'They should just let us wear what we want... will it be about tattoos and piercings next?'
So, what do female students think about university's style advice for their big day?
Do Queen's University students really dress like Kim Kardashian? And does it even matter if they do?
After the Belfast institution sparked outrage for warning female students not to dress like the reality TV star on their graduation day, the Belfast Telegraph spoke to some to find out what they think of the dress code.
Among those attending their graduation ceremony yesterday afternoon, few had opted for the classic elegance of Grace Kelly - though several were wearing the kind of sky-high heels and short dresses favoured by Kardashian.
Most, it has to be said, were in plain but stylish dresses which ended at the knee or just above.
Maeve O'Neill (22), an economics and finance graduate from Newry, didn't think it was the university's place to dictate what students should wear.
"I thought it was a bit degrading to people," she said. "As university students, we should be able to wear whatever we want. Is it going to be about tattoos and piercings next? I think it was completely out of order."
Moreover, added Maeve, the advice to students was insulting to Kardashian.
"I'm not even a Kim Kardashian fan, but I thought it was degrading to her as well," she said.
"She's an incredibly successful woman and it doesn't matter what she wears either."
For Ruth Tweed (25), from Ballymoney, who studied inclusion in special needs education, the university's message had sexist overtones.

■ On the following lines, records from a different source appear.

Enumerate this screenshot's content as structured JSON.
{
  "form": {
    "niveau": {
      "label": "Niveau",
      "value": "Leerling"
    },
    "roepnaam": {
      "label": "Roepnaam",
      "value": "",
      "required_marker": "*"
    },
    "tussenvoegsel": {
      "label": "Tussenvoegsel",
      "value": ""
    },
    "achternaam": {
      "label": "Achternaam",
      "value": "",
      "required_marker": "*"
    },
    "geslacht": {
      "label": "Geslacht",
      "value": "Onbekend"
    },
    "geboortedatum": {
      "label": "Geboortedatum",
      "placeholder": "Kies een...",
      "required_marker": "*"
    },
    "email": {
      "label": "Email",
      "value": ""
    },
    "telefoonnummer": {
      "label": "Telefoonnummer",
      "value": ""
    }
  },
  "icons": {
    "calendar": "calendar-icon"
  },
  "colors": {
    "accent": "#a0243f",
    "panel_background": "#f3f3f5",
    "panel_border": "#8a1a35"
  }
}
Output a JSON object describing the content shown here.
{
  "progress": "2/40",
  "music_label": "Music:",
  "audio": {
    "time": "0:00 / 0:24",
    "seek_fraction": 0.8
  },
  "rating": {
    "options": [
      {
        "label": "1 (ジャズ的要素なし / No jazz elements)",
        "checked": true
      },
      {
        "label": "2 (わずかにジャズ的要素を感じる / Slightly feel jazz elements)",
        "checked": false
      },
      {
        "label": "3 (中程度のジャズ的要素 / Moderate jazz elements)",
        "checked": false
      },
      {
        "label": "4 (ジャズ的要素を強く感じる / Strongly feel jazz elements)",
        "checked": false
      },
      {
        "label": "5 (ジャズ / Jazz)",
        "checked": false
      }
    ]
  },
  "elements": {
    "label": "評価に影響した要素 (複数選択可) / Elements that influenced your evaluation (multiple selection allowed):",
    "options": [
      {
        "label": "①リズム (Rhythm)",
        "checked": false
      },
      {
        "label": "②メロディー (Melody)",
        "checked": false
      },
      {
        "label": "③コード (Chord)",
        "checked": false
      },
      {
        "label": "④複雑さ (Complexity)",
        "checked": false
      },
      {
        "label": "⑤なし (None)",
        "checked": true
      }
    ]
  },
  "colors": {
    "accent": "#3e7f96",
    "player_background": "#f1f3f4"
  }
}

"I actually did a dissertation on gender in terms of stereotyping and conditioning, and the fact that we condition girls from a young age to dress a certain way so that it's socially acceptable," said Ruth. "It's interesting that there was no guideline for men - so there's an inequality in that. But there's also an inequality in the fact that we are dictating how women should dress at all."
She added: "I don't care how anybody dresses - it should be whatever you feel comfortable in. I certainly don't dress in a way to please anyone else, and I'm comfortable in what I'm wearing."
Rory Gueld (26), from Belfast, who studied for a Master's in violence, terrorism and security, also disagreed with the university's guidelines. "In fairness, they (students) have paid enough money for the tuition fees. If they want to wear what they want, then let them."
But Sarah Rodgers (23), from Portadown, who studied applied behaviour analysis, disagreed.
"I wouldn't dress like Kim Kardashian anyway," she said. "I've worked hard all year and I just want to look respectful."
Looking at images of Kardashian and Kelly, Amy Gilsenan (23), from Rostrevor, who did a Master's in clinical anatomy, said: "Both of these styles are at either end of the extreme, and I think probably a happy medium would be nice.
"I chose to wear a velvet knee-length dress to my own graduation."
According to Claire Fulton (43), from Portadown, who did a Master's did a social sciences Master's in strategy and leadership, the dress code for students is almost non-existent. "It's not as bad as it used to be," she said. "I graduated here 20 years ago - when you had to wear black and white or navy and white. At least now they're not that restrictive."
Referring to the university's advice, she added: "I think it's fair enough, but I think it's a bit harsh if you arrive for your graduation and you're not allowed in if you're not dressed the way they want you to be."
A male graduate in his 30s, who did not wish to be named, commented: "It's a bit of fun, and it was obviously said in jest."